A statistical method is called nonrobust if an arbitrary contamination of
  a small portion of the dataset can produce results radically different
  from the results without the contamination. In this sense many
  classical procedures relying on distributional models or on moments
  like mean and variance are highly nonrobust.
We consider robustness as an essential prerequierement of all
  statistical analysis. However in the context of compositional data
  analysis robustness is still in its first years.
As of Mai 2008 we provide a new approach to robustness in the
  package. The central idea is that robustness should be more or less
  automatic and that there should be no necessity to change the code to
  compare results obtained from robust procedures and results from there
  more efficient nonrobust counterparts.
To achieve this all routines that rely on distributional models (such
  as e.g. mean,
  variance, principle component analysis, scaling) and routines relying
  on those routines get a new standard argument of the form:
fkt(...,robust=getOption("robust"))
which defaults to a new option "robust". This option can take several
  values:
- FALSEThe classical estimators such as arithmetic mean and
      persons product moment variance are used and the results are to be
      considered nonrobust. 
- TRUEThe default for robust estimation in the package is
      used. At this time this is - covMcdin the
      robustbase-package. This default might change in future.
 
- "pearson"This is a synonym for FALSE and explicitly states
      that no robustness should be used. 

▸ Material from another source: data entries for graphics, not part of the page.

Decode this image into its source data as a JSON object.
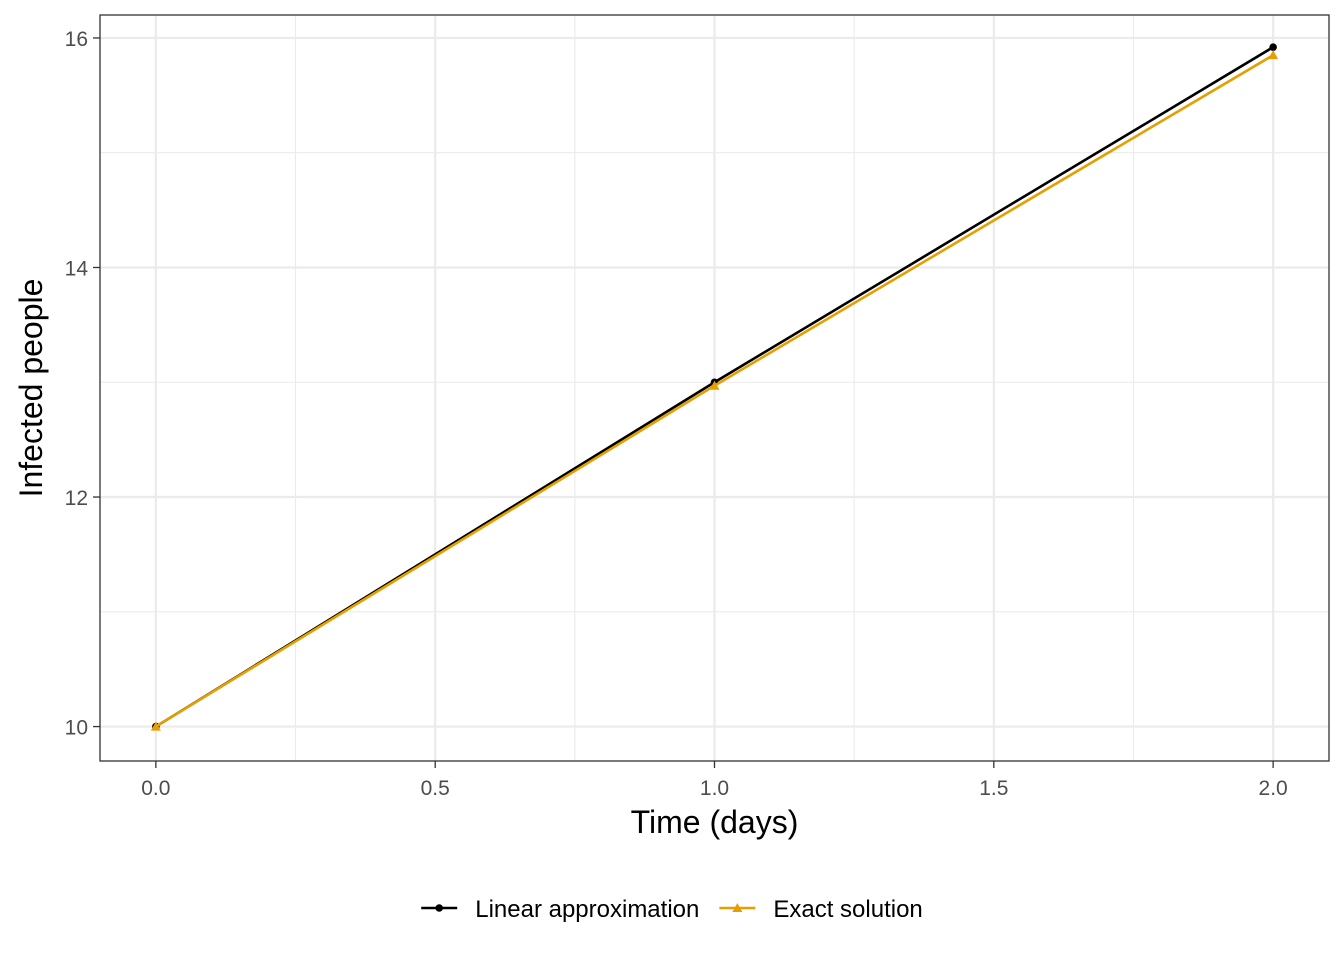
{
  "chart_data": {
    "type": "line",
    "xlabel": "Time (days)",
    "ylabel": "Infected people",
    "xlim": [
      -0.1,
      2.1
    ],
    "ylim": [
      9.7,
      16.2
    ],
    "x_ticks": [
      0.0,
      0.5,
      1.0,
      1.5,
      2.0
    ],
    "x_tick_labels": [
      "0.0",
      "0.5",
      "1.0",
      "1.5",
      "2.0"
    ],
    "x_minor_ticks": [
      0.25,
      0.75,
      1.25,
      1.75
    ],
    "y_ticks": [
      10,
      12,
      14,
      16
    ],
    "y_tick_labels": [
      "10",
      "12",
      "14",
      "16"
    ],
    "y_minor_ticks": [
      11,
      13,
      15
    ],
    "grid": true,
    "legend_position": "bottom",
    "series": [
      {
        "name": "Linear approximation",
        "color": "#000000",
        "marker": "circle",
        "x": [
          0,
          1,
          2
        ],
        "y": [
          10,
          13,
          15.92
        ]
      },
      {
        "name": "Exact solution",
        "color": "#E69F00",
        "marker": "triangle",
        "x": [
          0,
          1,
          2
        ],
        "y": [
          10,
          12.97,
          15.85
        ]
      }
    ]
  }
}
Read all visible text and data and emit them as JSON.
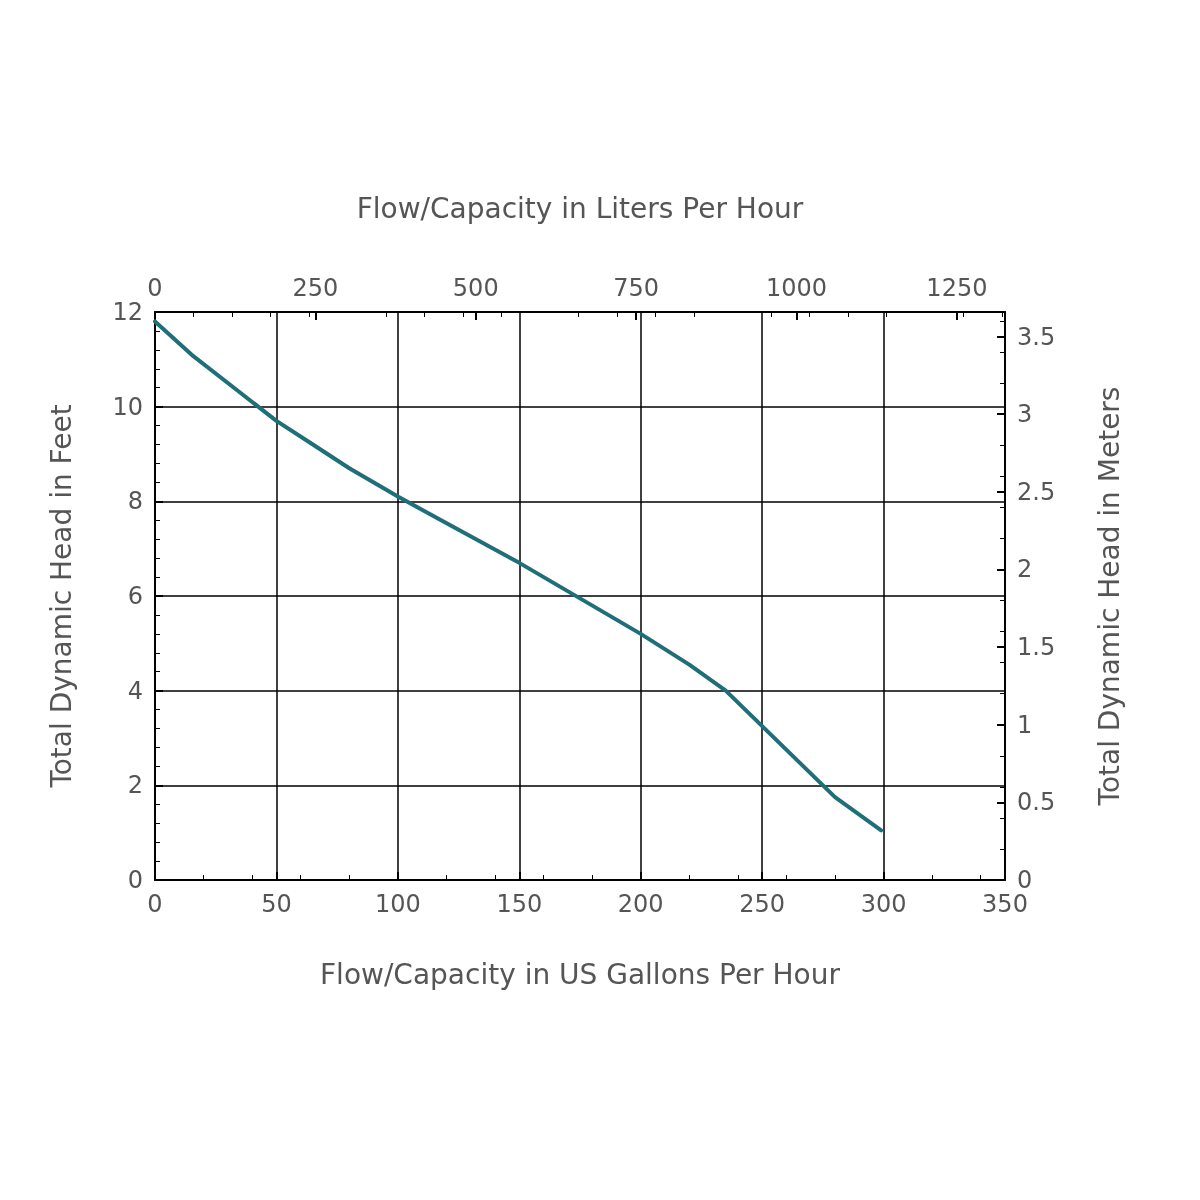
{
  "chart_data": {
    "type": "line",
    "xlabel": "Flow/Capacity in US Gallons Per Hour",
    "x2label": "Flow/Capacity in Liters Per Hour",
    "ylabel": "Total Dynamic Head in Feet",
    "y2label": "Total Dynamic Head in Meters",
    "xlim": [
      0,
      350
    ],
    "xticks": [
      0,
      50,
      100,
      150,
      200,
      250,
      300,
      350
    ],
    "x2lim": [
      0,
      1325
    ],
    "x2ticks": [
      0,
      250,
      500,
      750,
      1000,
      1250
    ],
    "ylim": [
      0,
      12
    ],
    "yticks": [
      0,
      2,
      4,
      6,
      8,
      10,
      12
    ],
    "y2lim": [
      0,
      3.658
    ],
    "y2ticks": [
      0,
      0.5,
      1,
      1.5,
      2,
      2.5,
      3,
      3.5
    ],
    "grid": true,
    "marker": "none",
    "line_style": "solid",
    "series": [
      {
        "color": "#1f6e78",
        "x": [
          0,
          15,
          30,
          50,
          65,
          80,
          100,
          125,
          150,
          175,
          200,
          220,
          235,
          250,
          265,
          280,
          299
        ],
        "values": [
          11.8,
          11.1,
          10.5,
          9.7,
          9.2,
          8.7,
          8.1,
          7.4,
          6.7,
          5.95,
          5.2,
          4.55,
          4.0,
          3.25,
          2.5,
          1.75,
          1.05
        ]
      }
    ]
  }
}
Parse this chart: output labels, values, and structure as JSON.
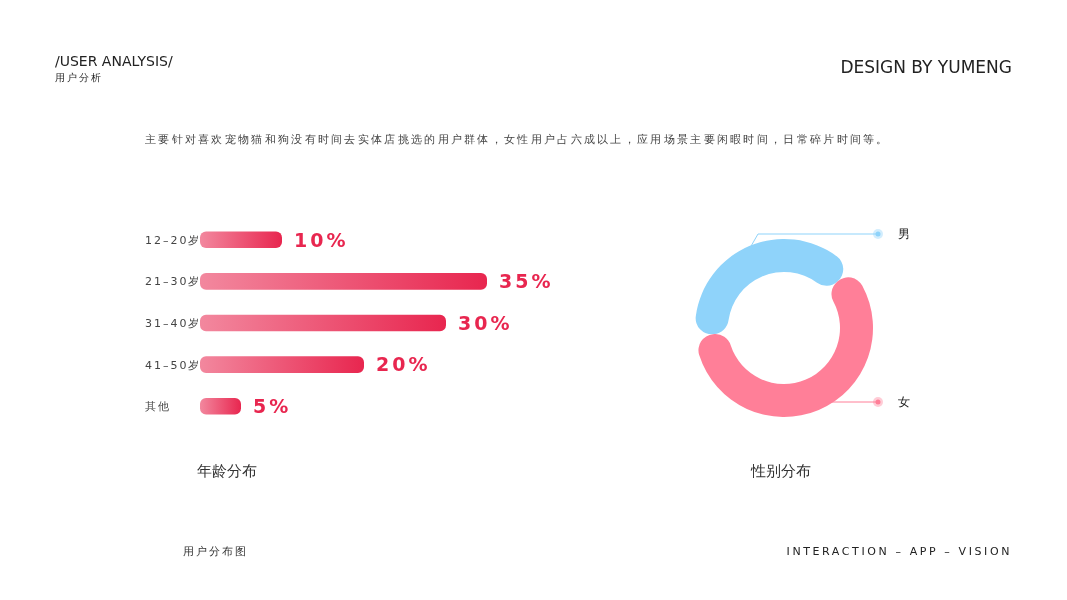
{
  "chart_data": [
    {
      "type": "bar",
      "orientation": "horizontal",
      "title": "年龄分布",
      "categories": [
        "12–20岁",
        "21–30岁",
        "31–40岁",
        "41–50岁",
        "其他"
      ],
      "values": [
        10,
        35,
        30,
        20,
        5
      ],
      "value_labels": [
        "10%",
        "35%",
        "30%",
        "20%",
        "5%"
      ],
      "color": "#e8264f",
      "annotations": [
        "/USER ANALYSIS/",
        "用户分析",
        "DESIGN BY YUMENG",
        "主要针对喜欢宠物猫和狗没有时间去实体店挑选的用户群体，女性用户占六成以上，应用场景主要闲暇时间，日常碎片时间等。",
        "用户分布图",
        "INTERACTION – APP – VISION"
      ]
    },
    {
      "type": "donut",
      "title": "性别分布",
      "legend": "right",
      "categories": [
        "男",
        "女"
      ],
      "values": [
        40,
        60
      ],
      "colors": [
        "#8fd3fa",
        "#ff7f98"
      ]
    }
  ]
}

- "mcd"Minimum Covariance Determinant. This option explicitly
      selects the use of - covMcdin the
      robustbase-package as the main robustness engine.
 
More options might follow later.
  To control specific parameters of the
  model the string can get an attribute named "control" which contains
  additional options for the robustness engine used. In this moment the
  control attribute of mcd is a control object of
  covMcd. The control argument of "pearson" is a list
  containing addition options to the mean, like trim.
The standard value for getOption("robust") is FALSE to avoid situation
  in which the user thinks he uses a classical technique. Robustness
  must be switched on explicitly. Either by setting the option with
  options(robust=TRUE) or by giving the argument. This default
  might change later if the authors come to the impression that robust
  estimation is now considered to be the default.
  
For those not only interested in avoiding the influence of the
  outliers, but in an analysis of the outliers we added a subsystem for
  outlier classification. This subsystem is described in
  outliersInCompositions and also relies on the
  robust option. However evidently for these routines the factory
  default for the robust option is always TRUE, because it is only
  applicable in an outlieraware context.
  
We hope that in this way we can provide a seamless transition from
  nonrobust analysis to a robust analysis.